# Coffee grounds & glue?



## pvechart (Dec 14, 2011)

Does anybody use coffee grounds with glue to fill cracks in their turnings? I saw this tip a few times and wondered how and if it works. Thanks for your help.

Paul


----------



## rrbrown (Feb 15, 2009)

Coffee grounds and epoxy not glue. Works good


----------



## john lucas (Sep 18, 2007)

Coffee grounds and thin CA glue works well. Also coffee and epoxy. Sometimes I'll just mix sawdust.

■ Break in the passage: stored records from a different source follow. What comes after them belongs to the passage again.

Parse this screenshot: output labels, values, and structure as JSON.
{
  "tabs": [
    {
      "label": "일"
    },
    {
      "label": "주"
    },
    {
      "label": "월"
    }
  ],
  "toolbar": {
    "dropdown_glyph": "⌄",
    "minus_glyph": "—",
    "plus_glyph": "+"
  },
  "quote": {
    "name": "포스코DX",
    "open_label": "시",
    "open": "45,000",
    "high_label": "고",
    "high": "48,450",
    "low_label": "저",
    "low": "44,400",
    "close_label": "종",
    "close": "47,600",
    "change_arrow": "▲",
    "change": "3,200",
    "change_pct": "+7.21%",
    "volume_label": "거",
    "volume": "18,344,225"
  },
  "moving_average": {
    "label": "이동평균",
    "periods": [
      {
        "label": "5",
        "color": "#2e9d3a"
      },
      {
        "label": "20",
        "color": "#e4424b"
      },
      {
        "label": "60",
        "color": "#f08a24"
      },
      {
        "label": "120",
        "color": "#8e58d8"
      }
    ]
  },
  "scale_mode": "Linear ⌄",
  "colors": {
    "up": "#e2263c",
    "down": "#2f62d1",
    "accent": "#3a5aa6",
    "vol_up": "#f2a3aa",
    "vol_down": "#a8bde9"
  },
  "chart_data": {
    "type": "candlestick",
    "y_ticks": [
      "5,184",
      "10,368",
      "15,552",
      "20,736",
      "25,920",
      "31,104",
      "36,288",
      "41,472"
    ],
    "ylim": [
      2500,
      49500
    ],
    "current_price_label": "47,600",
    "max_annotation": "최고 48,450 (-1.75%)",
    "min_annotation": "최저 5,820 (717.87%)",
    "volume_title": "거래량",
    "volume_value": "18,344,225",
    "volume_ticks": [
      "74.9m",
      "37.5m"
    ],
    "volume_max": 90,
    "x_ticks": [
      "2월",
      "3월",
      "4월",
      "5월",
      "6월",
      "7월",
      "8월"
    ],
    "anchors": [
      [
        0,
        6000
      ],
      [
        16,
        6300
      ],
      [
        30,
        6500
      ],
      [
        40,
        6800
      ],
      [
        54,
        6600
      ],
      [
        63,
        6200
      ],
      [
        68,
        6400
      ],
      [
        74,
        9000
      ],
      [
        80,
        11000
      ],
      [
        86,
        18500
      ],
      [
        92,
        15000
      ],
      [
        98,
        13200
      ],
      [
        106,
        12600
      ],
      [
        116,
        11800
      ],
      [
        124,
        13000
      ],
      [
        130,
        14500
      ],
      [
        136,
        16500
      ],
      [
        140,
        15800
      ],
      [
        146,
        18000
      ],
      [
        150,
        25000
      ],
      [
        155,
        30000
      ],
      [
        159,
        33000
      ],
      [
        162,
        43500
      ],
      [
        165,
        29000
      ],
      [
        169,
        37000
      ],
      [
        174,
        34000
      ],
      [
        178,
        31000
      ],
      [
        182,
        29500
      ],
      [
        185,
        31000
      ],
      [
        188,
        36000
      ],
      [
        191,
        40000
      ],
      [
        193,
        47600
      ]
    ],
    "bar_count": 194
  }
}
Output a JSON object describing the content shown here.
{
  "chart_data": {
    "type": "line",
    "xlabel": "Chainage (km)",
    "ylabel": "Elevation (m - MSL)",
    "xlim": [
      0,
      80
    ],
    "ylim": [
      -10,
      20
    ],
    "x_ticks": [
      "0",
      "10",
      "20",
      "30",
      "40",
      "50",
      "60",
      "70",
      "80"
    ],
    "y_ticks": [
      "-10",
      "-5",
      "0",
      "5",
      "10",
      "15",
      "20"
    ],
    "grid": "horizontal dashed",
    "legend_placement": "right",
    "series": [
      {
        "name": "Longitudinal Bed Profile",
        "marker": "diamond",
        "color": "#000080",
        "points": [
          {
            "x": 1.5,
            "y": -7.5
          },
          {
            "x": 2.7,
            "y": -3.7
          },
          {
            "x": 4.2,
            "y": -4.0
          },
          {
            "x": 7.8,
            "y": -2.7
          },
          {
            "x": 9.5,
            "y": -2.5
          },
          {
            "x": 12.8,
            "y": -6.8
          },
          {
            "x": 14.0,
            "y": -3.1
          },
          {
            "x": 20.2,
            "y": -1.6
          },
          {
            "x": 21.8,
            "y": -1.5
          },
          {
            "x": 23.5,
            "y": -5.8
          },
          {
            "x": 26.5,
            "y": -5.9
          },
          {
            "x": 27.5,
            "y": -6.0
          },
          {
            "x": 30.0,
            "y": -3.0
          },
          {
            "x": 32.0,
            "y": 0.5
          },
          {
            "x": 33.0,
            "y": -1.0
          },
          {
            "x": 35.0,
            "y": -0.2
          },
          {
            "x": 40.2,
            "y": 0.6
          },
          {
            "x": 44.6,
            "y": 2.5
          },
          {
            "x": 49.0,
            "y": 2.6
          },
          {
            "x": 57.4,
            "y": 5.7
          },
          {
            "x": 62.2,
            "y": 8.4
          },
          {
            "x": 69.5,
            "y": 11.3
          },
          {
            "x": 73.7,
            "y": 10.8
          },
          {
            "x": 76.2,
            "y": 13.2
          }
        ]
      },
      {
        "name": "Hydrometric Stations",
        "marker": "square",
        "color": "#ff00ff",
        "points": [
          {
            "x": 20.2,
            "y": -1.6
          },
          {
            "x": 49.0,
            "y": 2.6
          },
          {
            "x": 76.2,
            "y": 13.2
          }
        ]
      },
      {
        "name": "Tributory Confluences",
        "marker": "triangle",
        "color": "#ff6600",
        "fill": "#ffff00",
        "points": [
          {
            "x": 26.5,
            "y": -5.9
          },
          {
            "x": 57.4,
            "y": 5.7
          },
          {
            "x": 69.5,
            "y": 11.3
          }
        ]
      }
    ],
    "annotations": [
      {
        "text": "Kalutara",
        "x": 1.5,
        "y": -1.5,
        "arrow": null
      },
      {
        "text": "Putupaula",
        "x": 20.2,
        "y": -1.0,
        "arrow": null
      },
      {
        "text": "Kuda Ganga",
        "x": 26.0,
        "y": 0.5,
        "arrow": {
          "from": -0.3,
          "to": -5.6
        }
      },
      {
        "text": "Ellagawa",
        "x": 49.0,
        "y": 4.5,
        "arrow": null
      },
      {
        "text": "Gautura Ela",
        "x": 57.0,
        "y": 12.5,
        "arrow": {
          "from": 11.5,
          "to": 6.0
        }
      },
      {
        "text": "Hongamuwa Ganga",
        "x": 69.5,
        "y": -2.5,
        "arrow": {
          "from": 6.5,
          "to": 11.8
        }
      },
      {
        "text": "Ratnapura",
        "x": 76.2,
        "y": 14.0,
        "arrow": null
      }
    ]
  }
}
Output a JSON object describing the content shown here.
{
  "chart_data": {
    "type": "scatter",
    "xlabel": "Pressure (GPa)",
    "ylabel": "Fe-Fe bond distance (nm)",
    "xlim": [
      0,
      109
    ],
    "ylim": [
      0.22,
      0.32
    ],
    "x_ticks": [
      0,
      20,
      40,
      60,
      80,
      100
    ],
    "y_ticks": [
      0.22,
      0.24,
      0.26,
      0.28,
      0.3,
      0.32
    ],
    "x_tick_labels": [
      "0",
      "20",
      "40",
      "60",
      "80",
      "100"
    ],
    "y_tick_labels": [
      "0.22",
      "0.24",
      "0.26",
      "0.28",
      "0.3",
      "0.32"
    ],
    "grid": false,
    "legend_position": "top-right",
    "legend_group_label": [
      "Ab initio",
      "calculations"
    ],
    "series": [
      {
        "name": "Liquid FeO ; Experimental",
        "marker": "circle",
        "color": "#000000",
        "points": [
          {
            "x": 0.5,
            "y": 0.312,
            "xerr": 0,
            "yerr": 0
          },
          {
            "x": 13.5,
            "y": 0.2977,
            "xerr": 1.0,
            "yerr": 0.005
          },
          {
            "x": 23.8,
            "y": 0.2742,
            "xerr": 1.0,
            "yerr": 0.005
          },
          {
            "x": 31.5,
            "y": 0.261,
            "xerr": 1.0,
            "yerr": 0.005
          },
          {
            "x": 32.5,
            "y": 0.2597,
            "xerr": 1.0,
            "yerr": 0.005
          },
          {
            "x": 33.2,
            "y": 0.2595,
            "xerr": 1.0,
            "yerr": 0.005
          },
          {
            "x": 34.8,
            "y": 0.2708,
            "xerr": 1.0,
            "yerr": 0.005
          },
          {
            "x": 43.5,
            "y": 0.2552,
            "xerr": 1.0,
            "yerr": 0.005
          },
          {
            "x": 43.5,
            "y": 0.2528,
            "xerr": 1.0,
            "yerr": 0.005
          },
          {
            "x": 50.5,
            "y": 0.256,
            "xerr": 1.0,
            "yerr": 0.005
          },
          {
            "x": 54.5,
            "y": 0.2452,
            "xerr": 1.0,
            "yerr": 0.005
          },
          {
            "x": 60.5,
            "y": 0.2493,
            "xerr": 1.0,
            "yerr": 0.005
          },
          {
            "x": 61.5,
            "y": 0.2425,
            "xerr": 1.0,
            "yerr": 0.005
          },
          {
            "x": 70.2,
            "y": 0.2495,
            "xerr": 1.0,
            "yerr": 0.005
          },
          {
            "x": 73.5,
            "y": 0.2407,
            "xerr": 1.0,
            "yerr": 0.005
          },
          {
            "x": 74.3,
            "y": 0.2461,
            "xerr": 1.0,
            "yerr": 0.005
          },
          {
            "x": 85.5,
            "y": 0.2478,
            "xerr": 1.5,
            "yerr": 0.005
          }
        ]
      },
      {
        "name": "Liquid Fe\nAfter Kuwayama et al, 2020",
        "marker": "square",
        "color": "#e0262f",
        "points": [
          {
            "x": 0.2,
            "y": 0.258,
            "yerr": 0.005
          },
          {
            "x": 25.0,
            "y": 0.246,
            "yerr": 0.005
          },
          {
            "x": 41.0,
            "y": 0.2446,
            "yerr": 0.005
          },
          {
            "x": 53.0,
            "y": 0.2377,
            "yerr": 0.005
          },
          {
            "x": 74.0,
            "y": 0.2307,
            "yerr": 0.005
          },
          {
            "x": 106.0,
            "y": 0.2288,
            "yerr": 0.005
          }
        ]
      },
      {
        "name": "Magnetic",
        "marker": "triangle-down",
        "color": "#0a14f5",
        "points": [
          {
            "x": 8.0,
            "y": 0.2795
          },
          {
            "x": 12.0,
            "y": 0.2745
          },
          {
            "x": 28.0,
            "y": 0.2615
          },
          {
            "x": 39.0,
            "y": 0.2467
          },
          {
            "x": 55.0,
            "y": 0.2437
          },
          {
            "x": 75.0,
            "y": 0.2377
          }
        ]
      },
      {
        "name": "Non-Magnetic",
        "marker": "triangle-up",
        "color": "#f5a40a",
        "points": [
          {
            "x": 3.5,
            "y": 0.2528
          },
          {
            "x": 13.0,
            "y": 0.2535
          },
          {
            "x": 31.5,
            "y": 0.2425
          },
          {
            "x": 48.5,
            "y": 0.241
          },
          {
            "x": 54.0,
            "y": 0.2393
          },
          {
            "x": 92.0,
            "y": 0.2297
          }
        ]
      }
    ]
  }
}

It depends on the color or contrast you want.


----------



## TomC (Oct 27, 2008)

Thanks for bring up this tip, I had never heard of it.
Tom


----------



## DaveTTC (May 25, 2012)

I gotta try that

Dave The Turning Cowboy


----------



## rayking49 (Nov 6, 2011)

Me too!


----------



## sawdustfactory (Jan 30, 2011)

I use CA glue and shavings/sawdust to fix cracks in pen blanks all the time. Works great.


----------



## HLW (Nov 19, 2008)

I've never used epoxy and coffee, mainly because I don't usually have epoxy handy to try it. I've used coffee and thin ca and also the finer ground coffee works best for me. Some of you might know this already but I refrigerate my ca glue and keeps really well by doing this.


----------